Which Estimate Should You Plan Around
Plan around the Caltech estimate for threat modeling. Plan around the Google estimate for technical depth.
The Caltech paper gives you the more aggressive timeline and the lower hardware bar. Even if its assumptions are optimistic, it represents the direction the field is moving. If neutral atom qubits continue improving, the 26,000 physical qubit figure could become realistic faster than the 500,000 superconducting qubit figure. Planning around the more conservative estimate is planning to be caught off guard.
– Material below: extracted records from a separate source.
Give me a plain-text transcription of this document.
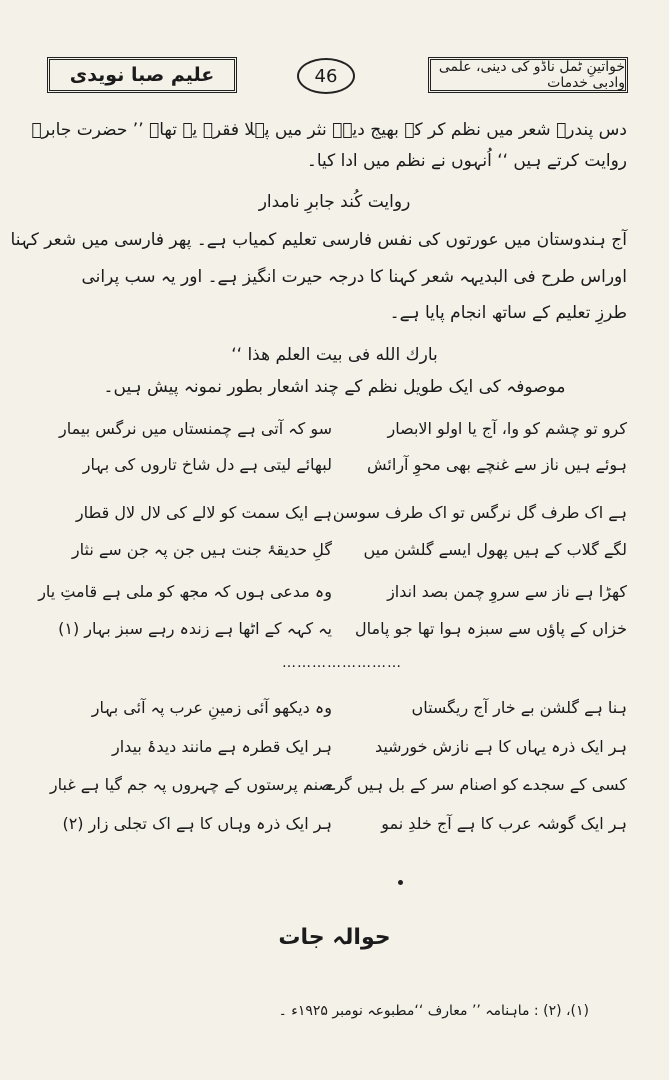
علیم صبا نویدی	46	خواتینِ ٹمل ناڈو کی دینی، علمی وادبی خدمات
دس پندرہ شعر میں نظم کر کے بھیج دیے۔ نثر میں پہلا فقرہ یہ تھا۔ ’’ حضرت جابرؓ
روایت کرتے ہیں ‘‘ اُنہوں نے نظم میں ادا کیا۔
روایت کُند جابرِ نامدار
آج ہندوستان میں عورتوں کی نفس فارسی تعلیم کمیاب ہے۔ پھر فارسی میں شعر کہنا
اوراس طرح فی البدیہہ شعر کہنا کا درجہ حیرت انگیز ہے۔ اور یہ سب پرانی
طرزِ تعلیم کے ساتھ انجام پایا ہے۔
بارك الله فى بيت العلم هذا ‘‘
موصوفہ کی ایک طویل نظم کے چند اشعار بطور نمونہ پیش ہیں۔
کرو تو چشم کو وا، آج یا اولو الابصار
سو کہ آتی ہے چمنستاں میں نرگس بیمار
ہوئے ہیں ناز سے غنچے بھی محوِ آرائش
لبھائے لیتی ہے دل شاخ تاروں کی بہار
ہے اک طرف گل نرگس تو اک طرف سوسن
ہے ایک سمت کو لالے کی لال لال قطار
لگے گلاب کے ہیں پھول ایسے گلشن میں
گلِ حدیقۂ جنت ہیں جن پہ جن سے نثار
کھڑا ہے ناز سے سروِ چمن بصد انداز
وہ مدعی ہوں کہ مجھ کو ملی ہے قامتِ یار
خزاں کے پاؤں سے سبزہ ہوا تھا جو پامال
یہ کہہ کے اٹھا ہے زندہ رہے سبز بہار (۱)
……………………
ہنا ہے گلشن بے خار آج ریگستاں
وہ دیکھو آئی زمینِ عرب پہ آئی بہار
ہر ایک ذرہ یہاں کا ہے نازش خورشید
ہر ایک قطرہ ہے مانند دیدۂ بیدار
کسی کے سجدے کو اصنام سر کے بل ہیں گرے
صنم پرستوں کے چہروں پہ جم گیا ہے غبار
ہر ایک گوشہ عرب کا ہے آج خلدِ نمو
ہر ایک ذرہ وہاں کا ہے اک تجلی زار (۲)
حوالہ جات
(۱)، (۲) : ماہنامہ ’’ معارف ‘‘مطبوعہ نومبر ۱۹۲۵ء ۔
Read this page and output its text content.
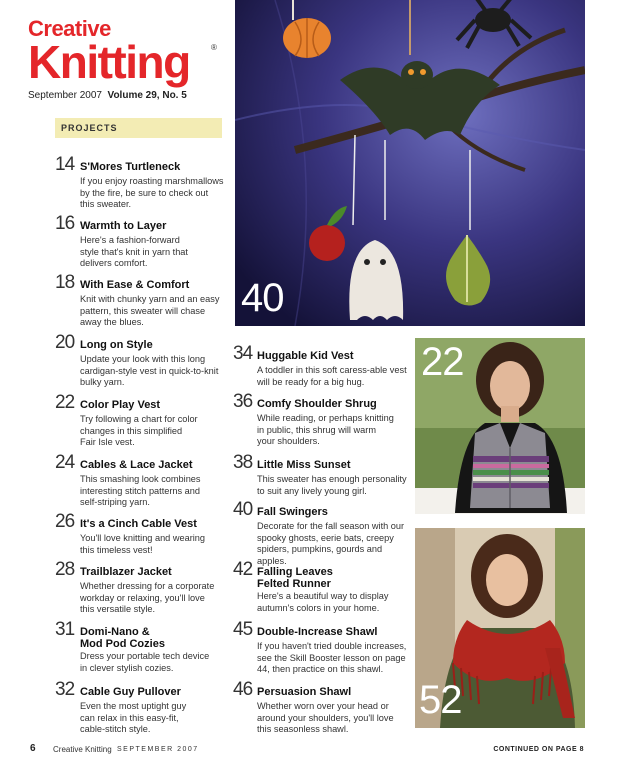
Creative
Knitting	®
September 2007 Volume 29, No. 5
PROJECTS
14 S'Mores Turtleneck
If you enjoy roasting marshmallows
by the fire, be sure to check out
this sweater.
16 Warmth to Layer
Here's a fashion-forward
style that's knit in yarn that
delivers comfort.
18 With Ease & Comfort
Knit with chunky yarn and an easy
pattern, this sweater will chase
away the blues.
20 Long on Style
Update your look with this long
cardigan-style vest in quick-to-knit
bulky yarn.
22 Color Play Vest
Try following a chart for color
changes in this simplified
Fair Isle vest.
24 Cables & Lace Jacket
This smashing look combines
interesting stitch patterns and
self-striping yarn.
26 It's a Cinch Cable Vest
You'll love knitting and wearing
this timeless vest!
28 Trailblazer Jacket
Whether dressing for a corporate
workday or relaxing, you'll love
this versatile style.
31 Domi-Nano &
Mod Pod Cozies
Dress your portable tech device
in clever stylish cozies.
32 Cable Guy Pullover
Even the most uptight guy
can relax in this easy-fit,
cable-stitch style.
34 Huggable Kid Vest
A toddler in this soft caress-able vest
will be ready for a big hug.
36 Comfy Shoulder Shrug
While reading, or perhaps knitting
in public, this shrug will warm
your shoulders.
38 Little Miss Sunset
This sweater has enough personality
to suit any lively young girl.
40 Fall Swingers
Decorate for the fall season with our
spooky ghosts, eerie bats, creepy
spiders, pumpkins, gourds and apples.
42 Falling Leaves
Felted Runner
Here's a beautiful way to display
autumn's colors in your home.
45 Double-Increase Shawl
If you haven't tried double increases,
see the Skill Booster lesson on page
44, then practice on this shawl.
46 Persuasion Shawl
Whether worn over your head or
around your shoulders, you'll love
this seasonless shawl.
40
22
52
6 Creative Knitting SEPTEMBER 2007	CONTINUED ON PAGE 8
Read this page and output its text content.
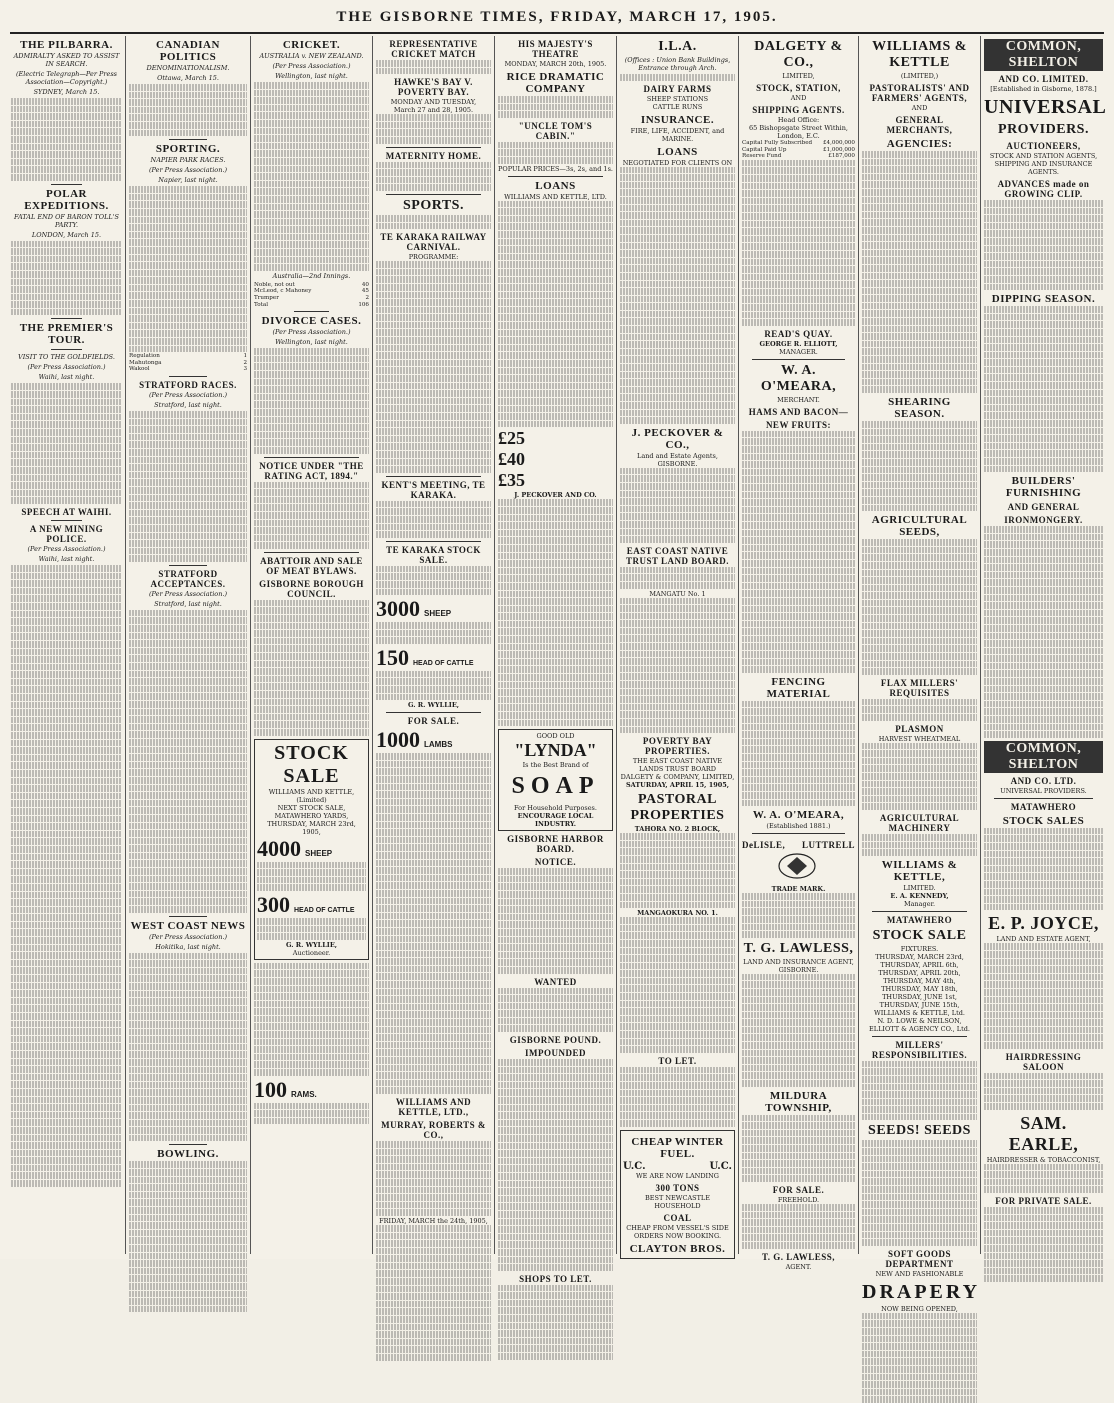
THE GISBORNE TIMES, FRIDAY, MARCH 17, 1905.
THE PILBARRA.
ADMIRALTY ASKED TO ASSIST IN SEARCH.
(Electric Telegraph—Per Press Association—Copyright.)
SYDNEY, March 15.
POLAR EXPEDITIONS.
FATAL END OF BARON TOLL'S PARTY.
LONDON, March 15.
THE PREMIER'S TOUR.
VISIT TO THE GOLDFIELDS.
(Per Press Association.)
Waihi, last night.
SPEECH AT WAIHI.
A NEW MINING POLICE.
(Per Press Association.)
Waihi, last night.
CANADIAN POLITICS
DENOMINATIONALISM.
Ottawa, March 15.
SPORTING.
NAPIER PARK RACES.
(Per Press Association.)
Napier, last night.
Regulation	1
Mahutonga	2
Wakool	3
STRATFORD RACES.
(Per Press Association.)
Stratford, last night.
STRATFORD ACCEPTANCES.
(Per Press Association.)
Stratford, last night.
WEST COAST NEWS
(Per Press Association.)
Hokitika, last night.
BOWLING.
CRICKET.
AUSTRALIA v. NEW ZEALAND.
(Per Press Association.)
Wellington, last night.
Australia—2nd Innings.
Noble, not out	40
McLeod, c Mahoney	45
Trumper	2
Total	106
DIVORCE CASES.
(Per Press Association.)
Wellington, last night.
NOTICE UNDER "THE RATING ACT, 1894."
ABATTOIR AND SALE OF MEAT BYLAWS.
GISBORNE BOROUGH COUNCIL.
STOCK SALE
WILLIAMS AND KETTLE,
(Limited)
NEXT STOCK SALE,
MATAWHERO YARDS,
THURSDAY, MARCH 23rd, 1905,
4000 SHEEP
300 HEAD OF CATTLE
G. R. WYLLIE,
Auctioneer.
100 RAMS.
REPRESENTATIVE CRICKET MATCH
HAWKE'S BAY V. POVERTY BAY.
MONDAY AND TUESDAY,
March 27 and 28, 1905.
MATERNITY HOME.
SPORTS.
TE KARAKA RAILWAY CARNIVAL.
PROGRAMME:
KENT'S MEETING, TE KARAKA.
TE KARAKA STOCK SALE.
3000 SHEEP
150 HEAD OF CATTLE
G. R. WYLLIE,
FOR SALE.
1000 LAMBS
WILLIAMS AND KETTLE, LTD.,
MURRAY, ROBERTS & CO.,
FRIDAY, MARCH the 24th, 1905,
HIS MAJESTY'S THEATRE
MONDAY, MARCH 20th, 1905.
RICE DRAMATIC COMPANY
"UNCLE TOM'S CABIN."
POPULAR PRICES—3s, 2s, and 1s.
LOANS
WILLIAMS AND KETTLE, LTD.
£25
£40
£35
J. PECKOVER AND CO.
GOOD OLD
"LYNDA"
Is the Best Brand of
SOAP
For Household Purposes.
ENCOURAGE LOCAL INDUSTRY.
GISBORNE HARBOR BOARD.
NOTICE.
WANTED
GISBORNE POUND.
IMPOUNDED
SHOPS TO LET.
I.L.A.
(Offices : Union Bank Buildings, Entrance through Arch.
DAIRY FARMS
SHEEP STATIONS
CATTLE RUNS
INSURANCE.
FIRE, LIFE, ACCIDENT, and MARINE.
LOANS
NEGOTIATED FOR CLIENTS ON
J. PECKOVER & CO.,
Land and Estate Agents,
GISBORNE.
EAST COAST NATIVE TRUST LAND BOARD.
MANGATU No. 1
POVERTY BAY PROPERTIES.
THE EAST COAST NATIVE LANDS TRUST BOARD
DALGETY & COMPANY, LIMITED,
SATURDAY, APRIL 15, 1905,
PASTORAL PROPERTIES
TAHORA NO. 2 BLOCK,
MANGAOKURA NO. 1.
TO LET.
CHEAP WINTER FUEL.
U.C.	U.C.
WE ARE NOW LANDING
300 TONS
BEST NEWCASTLE HOUSEHOLD
COAL
CHEAP FROM VESSEL'S SIDE
ORDERS NOW BOOKING.
CLAYTON BROS.
DALGETY & CO.,
LIMITED,
STOCK, STATION,
AND
SHIPPING AGENTS.
Head Office:
65 Bishopsgate Street Within, London, E.C.
Capital Fully Subscribed £4,000,000
Capital Paid Up	£1,000,000
Reserve Fund	£187,000
READ'S QUAY.
GEORGE R. ELLIOTT,
MANAGER.
W. A. O'MEARA,
MERCHANT.
HAMS AND BACON—
NEW FRUITS:
FENCING MATERIAL
W. A. O'MEARA,
(Established 1881.)
DeLISLE, LUTTRELL
TRADE MARK.
T. G. LAWLESS,
LAND AND INSURANCE AGENT,
GISBORNE.
MILDURA TOWNSHIP,
FOR SALE.
FREEHOLD.
T. G. LAWLESS,
AGENT.
WILLIAMS & KETTLE
(LIMITED,)
PASTORALISTS' AND FARMERS' AGENTS,
AND
GENERAL MERCHANTS,
AGENCIES:
SHEARING SEASON.
AGRICULTURAL SEEDS,
FLAX MILLERS' REQUISITES
PLASMON
HARVEST WHEATMEAL
AGRICULTURAL MACHINERY
WILLIAMS & KETTLE,
LIMITED.
E. A. KENNEDY,
Manager.
MATAWHERO
STOCK SALE
FIXTURES.
THURSDAY, MARCH 23rd,
THURSDAY, APRIL 6th,
THURSDAY, APRIL 20th,
THURSDAY, MAY 4th,
THURSDAY, MAY 18th,
THURSDAY, JUNE 1st,
THURSDAY, JUNE 15th,
WILLIAMS & KETTLE, Ltd.
N. D. LOWE & NEILSON, ELLIOTT & AGENCY CO., Ltd.
MILLERS' RESPONSIBILITIES.
SEEDS! SEEDS
SOFT GOODS DEPARTMENT
NEW AND FASHIONABLE
DRAPERY
NOW BEING OPENED,
COMMON, SHELTON
AND CO. LIMITED.
[Established in Gisborne, 1878.]
UNIVERSAL
PROVIDERS.
AUCTIONEERS,
STOCK AND STATION AGENTS,
SHIPPING AND INSURANCE AGENTS.
ADVANCES made on GROWING CLIP.
DIPPING SEASON.
BUILDERS' FURNISHING
AND GENERAL
IRONMONGERY.
COMMON, SHELTON
AND CO. LTD.
UNIVERSAL PROVIDERS.
MATAWHERO
STOCK SALES
E. P. JOYCE,
LAND AND ESTATE AGENT,
HAIRDRESSING SALOON
SAM. EARLE,
HAIRDRESSER & TOBACCONIST,
FOR PRIVATE SALE.
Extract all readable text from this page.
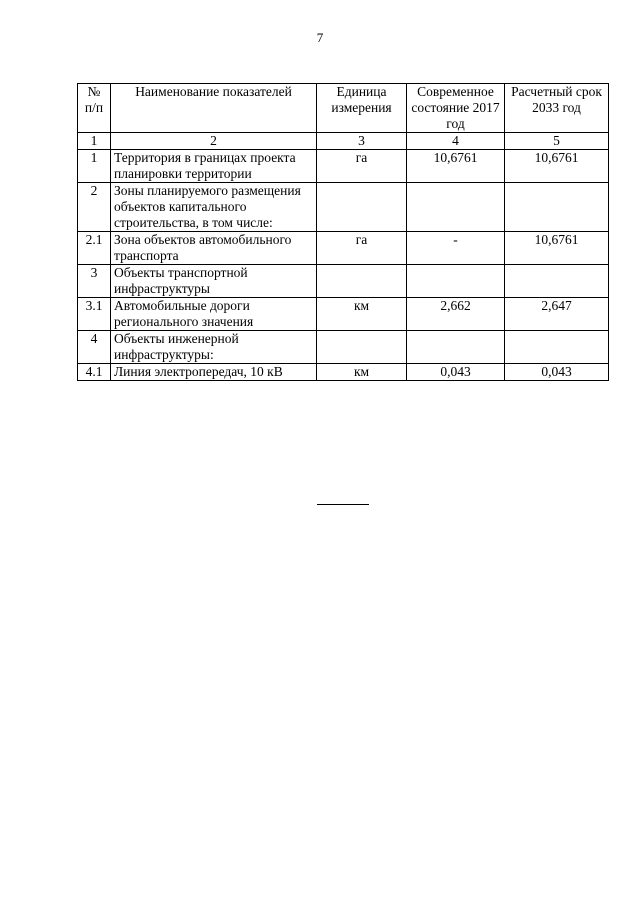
7
№ п/п	Наименование показателей	Единица измерения	Современное состояние 2017 год	Расчетный срок 2033 год
1	2	3	4	5
1	Территория в границах проекта планировки территории	га	10,6761	10,6761
2	Зоны планируемого размещения объектов капитального строительства, в том числе:			
2.1	Зона объектов автомобильного транспорта	га	-	10,6761
3	Объекты транспортной инфраструктуры			
3.1	Автомобильные дороги регионального значения	км	2,662	2,647
4	Объекты инженерной инфраструктуры:			
4.1	Линия электропередач, 10 кВ	км	0,043	0,043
The Google paper gives you the more rigorous technical foundation. The zero-knowledge proof verification, the careful logical-to-physical qubit accounting, the two distinct circuit configurations — this is the paper you cite when you need to justify a security investment to a skeptical audience. It’s also the paper that tells you what the attack actually looks like at a circuit level, even if it withholds the details.
The 65% of human traffic that Cloudflare has already moved to post-quantum encryption since 2022 represents the encryption half of the problem. The authentication half — the part involving root certificates and code signing keys — is what the 2029 deadline is actually about.
Both papers agree on the destination. The disagreement is about how far away it is. Given that AI-assisted optimization just moved the goalposts by roughly 1,000x in one research cycle, betting on the more conservative timeline is a bet that the optimization curve stops improving. That’s not a bet worth making.
The world is not prepared. That’s not a headline. It’s a planning constraint.